TEMPO DE VOLTAR À SANTA COMUNHÃO, ANTES QUE SEJA TARDE!
“Consideremo-nos também uns aos outros, para nos estimularmos ao amor e às boas obras. Não deixemos de congregar-nos, como é costume de alguns; antes, façamos admoestações e tanto mais quanto vedes que o Dia se aproxima”. Hebreus 10:24,25.
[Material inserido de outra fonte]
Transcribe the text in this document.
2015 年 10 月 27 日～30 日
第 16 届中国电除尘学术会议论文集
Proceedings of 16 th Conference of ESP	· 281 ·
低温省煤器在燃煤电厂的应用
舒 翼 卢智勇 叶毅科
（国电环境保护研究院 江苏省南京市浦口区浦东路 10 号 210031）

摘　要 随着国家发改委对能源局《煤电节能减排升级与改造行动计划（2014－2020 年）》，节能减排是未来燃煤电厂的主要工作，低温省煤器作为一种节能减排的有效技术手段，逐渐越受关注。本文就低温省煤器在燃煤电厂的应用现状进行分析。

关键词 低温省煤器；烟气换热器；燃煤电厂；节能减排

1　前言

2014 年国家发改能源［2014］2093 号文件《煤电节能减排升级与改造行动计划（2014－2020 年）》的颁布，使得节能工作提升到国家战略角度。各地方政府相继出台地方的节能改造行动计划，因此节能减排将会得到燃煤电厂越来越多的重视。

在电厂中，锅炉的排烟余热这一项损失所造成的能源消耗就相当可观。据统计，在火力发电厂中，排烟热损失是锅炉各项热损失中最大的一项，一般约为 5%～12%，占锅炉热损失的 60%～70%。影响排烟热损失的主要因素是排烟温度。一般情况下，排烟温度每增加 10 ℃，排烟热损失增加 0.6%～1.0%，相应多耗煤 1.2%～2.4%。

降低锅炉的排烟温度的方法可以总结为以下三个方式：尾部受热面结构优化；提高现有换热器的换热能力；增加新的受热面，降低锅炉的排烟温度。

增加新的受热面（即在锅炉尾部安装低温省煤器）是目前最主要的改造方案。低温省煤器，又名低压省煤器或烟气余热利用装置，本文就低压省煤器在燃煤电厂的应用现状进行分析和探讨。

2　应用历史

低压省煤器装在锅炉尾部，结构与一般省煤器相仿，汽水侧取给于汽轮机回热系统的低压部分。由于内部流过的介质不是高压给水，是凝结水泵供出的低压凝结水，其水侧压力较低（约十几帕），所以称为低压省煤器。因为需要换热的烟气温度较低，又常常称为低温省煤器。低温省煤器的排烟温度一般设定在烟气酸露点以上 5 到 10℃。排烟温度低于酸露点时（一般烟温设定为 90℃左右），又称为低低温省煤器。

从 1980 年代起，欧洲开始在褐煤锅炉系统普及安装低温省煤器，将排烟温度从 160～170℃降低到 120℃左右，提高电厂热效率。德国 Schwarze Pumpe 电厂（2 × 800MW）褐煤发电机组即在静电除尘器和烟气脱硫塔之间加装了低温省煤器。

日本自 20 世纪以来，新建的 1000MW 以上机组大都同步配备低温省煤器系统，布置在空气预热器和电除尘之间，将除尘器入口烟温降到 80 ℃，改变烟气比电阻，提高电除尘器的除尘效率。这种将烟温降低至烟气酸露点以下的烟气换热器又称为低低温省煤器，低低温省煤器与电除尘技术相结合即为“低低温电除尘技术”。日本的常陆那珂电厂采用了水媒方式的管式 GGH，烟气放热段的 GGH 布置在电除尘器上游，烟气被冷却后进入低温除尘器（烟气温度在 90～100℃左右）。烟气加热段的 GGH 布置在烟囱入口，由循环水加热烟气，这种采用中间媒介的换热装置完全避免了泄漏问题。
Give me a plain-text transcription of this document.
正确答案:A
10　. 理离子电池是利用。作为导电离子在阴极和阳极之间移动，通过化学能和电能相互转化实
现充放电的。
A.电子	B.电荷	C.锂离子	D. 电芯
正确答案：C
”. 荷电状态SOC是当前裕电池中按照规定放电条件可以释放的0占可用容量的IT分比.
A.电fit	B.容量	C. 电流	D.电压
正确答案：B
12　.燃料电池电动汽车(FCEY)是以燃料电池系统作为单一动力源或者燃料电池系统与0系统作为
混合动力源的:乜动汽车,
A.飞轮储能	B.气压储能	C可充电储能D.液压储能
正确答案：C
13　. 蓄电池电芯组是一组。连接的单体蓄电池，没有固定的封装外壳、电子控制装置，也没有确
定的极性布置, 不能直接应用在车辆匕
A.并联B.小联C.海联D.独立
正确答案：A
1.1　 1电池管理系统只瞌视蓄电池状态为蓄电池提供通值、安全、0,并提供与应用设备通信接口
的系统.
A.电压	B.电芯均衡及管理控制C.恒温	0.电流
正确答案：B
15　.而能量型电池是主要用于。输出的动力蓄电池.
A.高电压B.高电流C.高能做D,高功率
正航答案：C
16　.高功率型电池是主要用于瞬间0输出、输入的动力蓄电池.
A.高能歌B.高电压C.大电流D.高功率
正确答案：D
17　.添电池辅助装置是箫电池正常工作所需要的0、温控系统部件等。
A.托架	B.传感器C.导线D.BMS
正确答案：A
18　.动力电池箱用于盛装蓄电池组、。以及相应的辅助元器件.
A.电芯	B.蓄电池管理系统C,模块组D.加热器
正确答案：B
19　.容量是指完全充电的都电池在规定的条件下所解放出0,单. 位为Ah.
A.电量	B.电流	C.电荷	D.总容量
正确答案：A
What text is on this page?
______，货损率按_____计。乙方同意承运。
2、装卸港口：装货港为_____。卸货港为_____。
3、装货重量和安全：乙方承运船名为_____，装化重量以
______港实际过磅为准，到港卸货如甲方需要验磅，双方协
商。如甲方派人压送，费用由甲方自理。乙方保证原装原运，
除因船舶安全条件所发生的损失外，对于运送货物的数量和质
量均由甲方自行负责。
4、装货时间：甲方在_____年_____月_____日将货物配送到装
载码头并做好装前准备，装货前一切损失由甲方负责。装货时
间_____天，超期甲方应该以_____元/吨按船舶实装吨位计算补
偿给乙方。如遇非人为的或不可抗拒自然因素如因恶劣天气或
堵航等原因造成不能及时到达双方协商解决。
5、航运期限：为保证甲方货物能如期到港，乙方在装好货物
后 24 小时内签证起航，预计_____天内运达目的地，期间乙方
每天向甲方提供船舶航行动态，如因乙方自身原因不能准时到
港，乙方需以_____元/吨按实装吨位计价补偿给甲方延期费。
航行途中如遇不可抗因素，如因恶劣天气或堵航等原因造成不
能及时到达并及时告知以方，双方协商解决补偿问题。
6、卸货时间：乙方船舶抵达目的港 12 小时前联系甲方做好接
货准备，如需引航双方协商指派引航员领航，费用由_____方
O autor de Hebreus chama a atenção dos seus
leitores para o incentivo recíproco da prática do amor e das boas obras. Ele
ainda traz uma ordenança severa para que não deixem de se congregar como é o
costume de alguns. O Culto é trocado por
novelas, por jogos, por atrativos incontáveis. Salvo em casos especiais, como
enfermidades, por exemplo, nada pode nos roubar o precioso tempo da adoração em
comunhão. É no Corpo que nos fortalecemos uns aos outros. O autor de Hebreus
ainda faz a sua exortação lembrando aos seus leitores que o Dia do Senhor se
aproxima! Onde seremos encontrados naquele dia glorioso? Qual a desculpa que
daremos ao Senhor para a nossa negligencia para com o seu Corpo? A Igreja é o Corpo Vivo de Cristo sobre a
terra. Entender esta verdade é vital sob todos os aspectos. A igreja é um
organismo vivo, não uma instituição humana ou uma construção de pedra e cal.
Há uma tendência pós-moderna de substituir
a reunião dos crentes ou sua comunhão por outros atrativos importados do mundo.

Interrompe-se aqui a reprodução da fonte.